I improvised and used a black sharpie pen (just make sure no one eats the skin).

Maple vanilla sweet potatoes in mini pumpkins with mums

I love the look of the piped filling.  They remind me of frosting on cupcakes!

I’ve made these quite a few times.  The many varieties of pumpkins and sweet potatoes produce varying shades of orange, but they are all vibrant and beautiful. So if you’ve been noticing the different colors of pumpkins and filling in the photos, that’s the reason why.

Maple vanilla sweet potatoes in mini pumpkin with pecans, and baked in glass cup

Don’t want to go through the trouble of doing the mini pumpkins? Just pipe or spoon the filling into greased custard cups and bake.

Chopped pecans add a nice little crunch to the top. Press a spoonful on before baking.

Pouring extra maple syrup on maple vanilla sweet potatoes

Half of my crew likes this with just a touch of sweetness as it is, and the others like it sweeter.

The solution?  Serve extra, warm maple syrup on the side! Now that looks like it could be dessert!

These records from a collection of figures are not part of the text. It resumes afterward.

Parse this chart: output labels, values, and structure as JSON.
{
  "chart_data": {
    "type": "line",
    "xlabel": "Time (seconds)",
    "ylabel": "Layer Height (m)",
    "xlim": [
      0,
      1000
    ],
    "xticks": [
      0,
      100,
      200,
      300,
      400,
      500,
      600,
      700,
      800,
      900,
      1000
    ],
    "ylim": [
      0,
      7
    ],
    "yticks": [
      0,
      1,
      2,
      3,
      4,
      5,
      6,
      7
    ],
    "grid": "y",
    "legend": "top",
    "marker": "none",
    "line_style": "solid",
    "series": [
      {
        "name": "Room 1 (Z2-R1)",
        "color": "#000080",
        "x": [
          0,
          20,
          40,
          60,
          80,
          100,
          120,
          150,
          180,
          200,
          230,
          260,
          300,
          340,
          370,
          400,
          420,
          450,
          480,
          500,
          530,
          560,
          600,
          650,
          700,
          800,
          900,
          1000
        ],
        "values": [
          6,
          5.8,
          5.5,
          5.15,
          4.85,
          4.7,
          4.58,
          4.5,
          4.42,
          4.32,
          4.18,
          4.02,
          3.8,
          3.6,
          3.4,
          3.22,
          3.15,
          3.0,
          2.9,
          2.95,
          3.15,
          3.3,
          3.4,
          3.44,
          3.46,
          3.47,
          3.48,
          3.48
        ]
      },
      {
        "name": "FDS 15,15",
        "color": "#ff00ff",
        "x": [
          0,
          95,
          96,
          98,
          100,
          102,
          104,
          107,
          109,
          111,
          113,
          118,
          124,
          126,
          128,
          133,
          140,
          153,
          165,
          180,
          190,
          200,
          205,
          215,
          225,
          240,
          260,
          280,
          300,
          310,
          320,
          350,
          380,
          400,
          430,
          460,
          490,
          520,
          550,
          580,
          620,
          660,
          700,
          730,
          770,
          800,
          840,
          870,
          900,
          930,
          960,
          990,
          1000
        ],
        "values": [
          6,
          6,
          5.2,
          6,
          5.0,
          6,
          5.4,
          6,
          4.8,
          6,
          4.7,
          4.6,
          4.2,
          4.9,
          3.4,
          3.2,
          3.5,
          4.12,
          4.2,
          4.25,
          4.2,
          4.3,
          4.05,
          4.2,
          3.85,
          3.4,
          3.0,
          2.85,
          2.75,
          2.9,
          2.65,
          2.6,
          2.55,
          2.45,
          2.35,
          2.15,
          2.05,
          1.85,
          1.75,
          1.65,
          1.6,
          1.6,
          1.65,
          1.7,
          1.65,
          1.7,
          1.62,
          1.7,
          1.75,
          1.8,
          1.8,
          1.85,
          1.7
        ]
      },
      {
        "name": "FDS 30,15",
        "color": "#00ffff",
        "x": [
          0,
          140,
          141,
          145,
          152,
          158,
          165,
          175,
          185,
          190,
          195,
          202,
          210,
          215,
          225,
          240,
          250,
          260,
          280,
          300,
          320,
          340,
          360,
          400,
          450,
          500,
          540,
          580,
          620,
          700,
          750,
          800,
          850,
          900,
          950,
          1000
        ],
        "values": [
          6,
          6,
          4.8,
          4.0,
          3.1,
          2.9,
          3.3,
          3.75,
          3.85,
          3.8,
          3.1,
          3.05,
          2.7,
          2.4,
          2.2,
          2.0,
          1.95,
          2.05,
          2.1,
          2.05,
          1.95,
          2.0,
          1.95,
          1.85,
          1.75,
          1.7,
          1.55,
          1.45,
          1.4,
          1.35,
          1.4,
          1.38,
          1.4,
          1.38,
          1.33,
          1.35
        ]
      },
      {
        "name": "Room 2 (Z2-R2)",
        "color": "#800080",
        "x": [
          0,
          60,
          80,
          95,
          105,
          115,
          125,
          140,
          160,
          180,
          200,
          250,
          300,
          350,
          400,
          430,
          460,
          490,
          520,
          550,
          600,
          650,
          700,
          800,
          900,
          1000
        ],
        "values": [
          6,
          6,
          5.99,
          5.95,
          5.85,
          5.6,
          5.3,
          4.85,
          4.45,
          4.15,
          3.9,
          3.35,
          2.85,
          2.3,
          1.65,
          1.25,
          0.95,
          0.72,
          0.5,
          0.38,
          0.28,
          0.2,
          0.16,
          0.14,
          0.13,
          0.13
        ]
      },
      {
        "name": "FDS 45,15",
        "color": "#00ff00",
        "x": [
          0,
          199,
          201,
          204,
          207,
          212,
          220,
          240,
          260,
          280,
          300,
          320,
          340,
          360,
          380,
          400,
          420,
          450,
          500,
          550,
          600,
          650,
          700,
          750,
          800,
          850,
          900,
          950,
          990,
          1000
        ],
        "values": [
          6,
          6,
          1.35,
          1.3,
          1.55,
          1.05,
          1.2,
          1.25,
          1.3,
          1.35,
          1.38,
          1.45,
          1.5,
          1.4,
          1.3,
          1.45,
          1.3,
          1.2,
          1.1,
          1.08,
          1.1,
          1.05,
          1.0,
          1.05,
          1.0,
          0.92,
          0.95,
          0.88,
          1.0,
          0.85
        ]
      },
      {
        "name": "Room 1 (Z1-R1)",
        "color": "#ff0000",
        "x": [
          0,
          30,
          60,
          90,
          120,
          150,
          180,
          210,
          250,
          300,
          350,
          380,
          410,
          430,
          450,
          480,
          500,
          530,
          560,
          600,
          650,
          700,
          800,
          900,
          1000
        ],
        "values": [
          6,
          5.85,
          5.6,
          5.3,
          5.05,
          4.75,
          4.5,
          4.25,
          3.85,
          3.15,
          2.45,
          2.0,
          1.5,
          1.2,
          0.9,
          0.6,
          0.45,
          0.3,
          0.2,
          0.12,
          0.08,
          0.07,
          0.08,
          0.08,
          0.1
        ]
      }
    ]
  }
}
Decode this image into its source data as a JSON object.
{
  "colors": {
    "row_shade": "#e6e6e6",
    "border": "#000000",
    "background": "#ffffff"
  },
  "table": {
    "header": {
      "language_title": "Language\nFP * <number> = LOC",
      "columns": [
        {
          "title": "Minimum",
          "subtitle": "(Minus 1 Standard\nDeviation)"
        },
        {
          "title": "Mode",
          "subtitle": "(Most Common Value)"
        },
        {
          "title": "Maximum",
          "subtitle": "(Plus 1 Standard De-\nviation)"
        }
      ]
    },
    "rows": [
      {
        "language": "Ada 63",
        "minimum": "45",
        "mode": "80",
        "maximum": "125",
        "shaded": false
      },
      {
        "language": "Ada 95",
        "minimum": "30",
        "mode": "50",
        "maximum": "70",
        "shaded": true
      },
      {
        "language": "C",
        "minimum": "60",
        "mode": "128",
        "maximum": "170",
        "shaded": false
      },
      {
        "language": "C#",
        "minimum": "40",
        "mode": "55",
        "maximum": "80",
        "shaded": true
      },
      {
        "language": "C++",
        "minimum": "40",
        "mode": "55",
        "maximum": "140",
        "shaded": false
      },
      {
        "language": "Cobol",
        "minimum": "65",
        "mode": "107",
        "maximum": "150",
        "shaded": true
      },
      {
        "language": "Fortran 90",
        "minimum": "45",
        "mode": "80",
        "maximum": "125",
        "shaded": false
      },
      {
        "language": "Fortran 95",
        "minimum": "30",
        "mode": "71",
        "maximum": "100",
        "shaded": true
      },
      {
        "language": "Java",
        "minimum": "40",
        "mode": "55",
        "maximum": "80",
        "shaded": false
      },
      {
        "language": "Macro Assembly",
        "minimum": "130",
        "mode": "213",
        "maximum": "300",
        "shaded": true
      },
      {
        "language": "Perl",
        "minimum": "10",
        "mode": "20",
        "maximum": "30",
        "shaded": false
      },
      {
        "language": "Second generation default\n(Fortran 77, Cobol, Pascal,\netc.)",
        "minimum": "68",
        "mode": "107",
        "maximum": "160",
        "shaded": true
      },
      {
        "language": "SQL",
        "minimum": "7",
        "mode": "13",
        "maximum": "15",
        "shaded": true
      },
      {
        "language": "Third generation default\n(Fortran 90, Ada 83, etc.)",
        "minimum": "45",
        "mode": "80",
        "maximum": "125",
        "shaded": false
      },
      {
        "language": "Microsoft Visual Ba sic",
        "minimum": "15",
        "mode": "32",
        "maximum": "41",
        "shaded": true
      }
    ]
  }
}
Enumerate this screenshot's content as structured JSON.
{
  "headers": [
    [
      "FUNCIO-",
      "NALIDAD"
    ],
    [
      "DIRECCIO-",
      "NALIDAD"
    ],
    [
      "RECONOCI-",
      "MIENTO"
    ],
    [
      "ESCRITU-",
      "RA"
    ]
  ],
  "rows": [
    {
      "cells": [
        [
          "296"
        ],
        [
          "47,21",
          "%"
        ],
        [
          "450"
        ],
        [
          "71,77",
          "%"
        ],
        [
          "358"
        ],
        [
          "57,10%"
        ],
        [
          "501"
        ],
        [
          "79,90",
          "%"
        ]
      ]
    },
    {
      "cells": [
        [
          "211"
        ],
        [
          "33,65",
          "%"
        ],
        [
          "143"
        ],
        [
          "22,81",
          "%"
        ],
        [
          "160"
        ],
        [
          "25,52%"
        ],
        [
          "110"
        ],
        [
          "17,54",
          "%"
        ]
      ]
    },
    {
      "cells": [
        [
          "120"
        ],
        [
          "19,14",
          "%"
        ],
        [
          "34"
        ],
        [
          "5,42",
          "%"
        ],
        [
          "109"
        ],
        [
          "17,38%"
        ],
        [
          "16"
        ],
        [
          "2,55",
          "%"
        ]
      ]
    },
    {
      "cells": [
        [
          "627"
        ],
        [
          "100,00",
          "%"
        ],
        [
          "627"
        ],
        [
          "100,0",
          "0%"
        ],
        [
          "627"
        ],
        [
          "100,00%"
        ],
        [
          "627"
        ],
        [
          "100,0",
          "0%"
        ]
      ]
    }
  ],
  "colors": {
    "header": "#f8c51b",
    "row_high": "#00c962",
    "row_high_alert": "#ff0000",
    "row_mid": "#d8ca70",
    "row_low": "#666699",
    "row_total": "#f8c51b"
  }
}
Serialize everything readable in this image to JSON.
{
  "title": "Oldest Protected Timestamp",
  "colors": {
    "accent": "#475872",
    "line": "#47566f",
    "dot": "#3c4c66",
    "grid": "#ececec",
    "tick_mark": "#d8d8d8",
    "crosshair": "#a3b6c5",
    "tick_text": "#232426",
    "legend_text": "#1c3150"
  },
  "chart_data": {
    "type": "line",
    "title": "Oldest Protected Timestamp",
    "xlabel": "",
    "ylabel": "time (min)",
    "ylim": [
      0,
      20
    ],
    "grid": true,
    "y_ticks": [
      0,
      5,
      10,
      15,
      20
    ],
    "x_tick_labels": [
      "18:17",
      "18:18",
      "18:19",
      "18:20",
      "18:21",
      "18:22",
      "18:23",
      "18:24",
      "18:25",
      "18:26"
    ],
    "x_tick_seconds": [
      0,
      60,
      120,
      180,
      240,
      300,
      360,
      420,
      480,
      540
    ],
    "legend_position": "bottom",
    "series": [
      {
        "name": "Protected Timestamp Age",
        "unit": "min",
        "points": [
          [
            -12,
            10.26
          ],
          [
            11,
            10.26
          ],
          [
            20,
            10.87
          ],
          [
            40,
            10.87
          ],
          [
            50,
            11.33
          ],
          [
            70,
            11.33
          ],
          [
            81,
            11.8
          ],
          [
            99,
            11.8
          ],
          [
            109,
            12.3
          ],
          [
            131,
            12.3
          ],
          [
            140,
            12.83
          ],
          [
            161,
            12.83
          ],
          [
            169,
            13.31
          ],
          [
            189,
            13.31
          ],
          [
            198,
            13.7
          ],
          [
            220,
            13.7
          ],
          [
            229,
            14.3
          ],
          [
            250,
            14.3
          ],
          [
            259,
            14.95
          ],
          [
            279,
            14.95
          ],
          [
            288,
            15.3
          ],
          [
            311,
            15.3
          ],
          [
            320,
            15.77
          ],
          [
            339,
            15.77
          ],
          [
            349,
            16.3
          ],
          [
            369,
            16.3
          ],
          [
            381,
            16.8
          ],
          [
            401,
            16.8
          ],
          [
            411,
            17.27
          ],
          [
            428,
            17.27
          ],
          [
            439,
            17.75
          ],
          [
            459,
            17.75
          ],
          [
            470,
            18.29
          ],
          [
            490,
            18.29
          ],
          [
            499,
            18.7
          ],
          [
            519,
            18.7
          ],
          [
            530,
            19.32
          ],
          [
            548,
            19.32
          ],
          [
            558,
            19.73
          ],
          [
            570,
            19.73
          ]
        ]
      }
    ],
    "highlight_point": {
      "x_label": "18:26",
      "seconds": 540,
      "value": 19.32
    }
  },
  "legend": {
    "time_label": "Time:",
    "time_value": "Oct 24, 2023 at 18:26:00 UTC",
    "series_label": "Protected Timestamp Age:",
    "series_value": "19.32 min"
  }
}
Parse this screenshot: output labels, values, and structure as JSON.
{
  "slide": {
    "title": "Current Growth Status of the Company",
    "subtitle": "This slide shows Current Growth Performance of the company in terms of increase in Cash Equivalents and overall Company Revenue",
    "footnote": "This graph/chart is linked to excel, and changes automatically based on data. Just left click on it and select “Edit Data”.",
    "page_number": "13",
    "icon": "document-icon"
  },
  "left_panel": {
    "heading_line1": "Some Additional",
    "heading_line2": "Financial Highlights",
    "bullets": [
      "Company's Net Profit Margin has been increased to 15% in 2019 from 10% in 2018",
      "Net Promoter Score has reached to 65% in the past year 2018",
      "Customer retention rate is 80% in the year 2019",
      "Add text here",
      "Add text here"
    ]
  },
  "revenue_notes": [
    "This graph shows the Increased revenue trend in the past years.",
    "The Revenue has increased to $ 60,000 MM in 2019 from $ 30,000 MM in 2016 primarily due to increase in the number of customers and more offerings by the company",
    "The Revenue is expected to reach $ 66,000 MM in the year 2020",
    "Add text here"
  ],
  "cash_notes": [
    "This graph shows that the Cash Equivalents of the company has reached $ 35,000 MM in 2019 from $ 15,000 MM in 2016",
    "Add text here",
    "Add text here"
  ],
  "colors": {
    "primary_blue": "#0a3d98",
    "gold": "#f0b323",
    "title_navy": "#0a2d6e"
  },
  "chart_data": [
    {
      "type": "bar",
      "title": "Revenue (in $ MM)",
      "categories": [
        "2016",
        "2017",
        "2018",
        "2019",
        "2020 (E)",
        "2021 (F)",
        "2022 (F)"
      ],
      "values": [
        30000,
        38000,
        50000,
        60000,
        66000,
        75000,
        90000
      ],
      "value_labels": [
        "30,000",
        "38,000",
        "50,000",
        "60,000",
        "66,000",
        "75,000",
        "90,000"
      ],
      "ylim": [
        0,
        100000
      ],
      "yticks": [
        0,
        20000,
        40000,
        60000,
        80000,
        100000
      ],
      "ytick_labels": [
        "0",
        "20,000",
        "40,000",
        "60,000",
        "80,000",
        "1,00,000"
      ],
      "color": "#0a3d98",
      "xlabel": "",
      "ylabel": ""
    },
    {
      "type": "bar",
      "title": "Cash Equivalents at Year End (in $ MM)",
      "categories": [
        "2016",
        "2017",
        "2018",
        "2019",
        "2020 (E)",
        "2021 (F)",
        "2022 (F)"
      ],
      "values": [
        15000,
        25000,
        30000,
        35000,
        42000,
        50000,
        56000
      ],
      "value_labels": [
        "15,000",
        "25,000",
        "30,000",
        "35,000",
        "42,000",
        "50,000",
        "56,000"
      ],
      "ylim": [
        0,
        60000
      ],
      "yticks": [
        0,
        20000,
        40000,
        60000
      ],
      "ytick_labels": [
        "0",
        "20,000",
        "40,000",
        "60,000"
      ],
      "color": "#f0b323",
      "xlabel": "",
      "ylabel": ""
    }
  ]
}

Maple Vanilla Sweet Potatoes in Mini Pumpkins
Prep time
Cook time
Total time
Swirls of maple sweetened whipped sweet potatoes in baked mini pumpkins
Recipe type: Side
Serves: 6
  • 6 mini pumpkins
  • Filling:
  • 2 lbs. sweet potatoes
  • 2 T. butter
  • 4 oz. reduced fat cream cheese
  • 2 eggs
  • 4 tsp. pure maple syrup
  • 1 tsp. vanilla
  • 2 T. finely chopped pecans (optional)
  • Warm pure maple syrup (optional)
  1. Cut the tops of the pumpkins off, one quarter to one third of the way down. Use a teaspoon to remove the seeds and fiber, and to widen the opening. Leave ⅜"-1/2" of flesh around the edges. Rinse out and place on baking sheet. Bake at 350 degrees for 20-25 minutes, until pumpkins are just starting to soften. Remove from oven.
  2. Peel sweet potatoes. Cut into 1-1/2" chunks. Cover with water in a pot and boil until tender. Drain well. Mash well with butter, until extremely smooth.
  3. In a standing mixer, mix together cream cheese, eggs, maple syrup and vanilla on medium until blended. Increase speed to high for 1 minute. Turn off mixer and add mashed sweet potatoes. Mix on medium for 30 seconds, no more or mixture may be heavy and gummy later. The filling will look lighter in color, and fluffier.
  4. Put some filling in a pastry bag that has a large star tip inserted. Pipe filling into pumpkin shells. Repeat with the remaining filling and pumpkin shells. Sprinkle and lightly press in 1 tsp. chopped pecans onto the top of each pumpkin if desired.
  5. Bake at 350 degrees for approximately 20 minutes, until filling is heated through. Serve with warm maple syrup on the side if desired.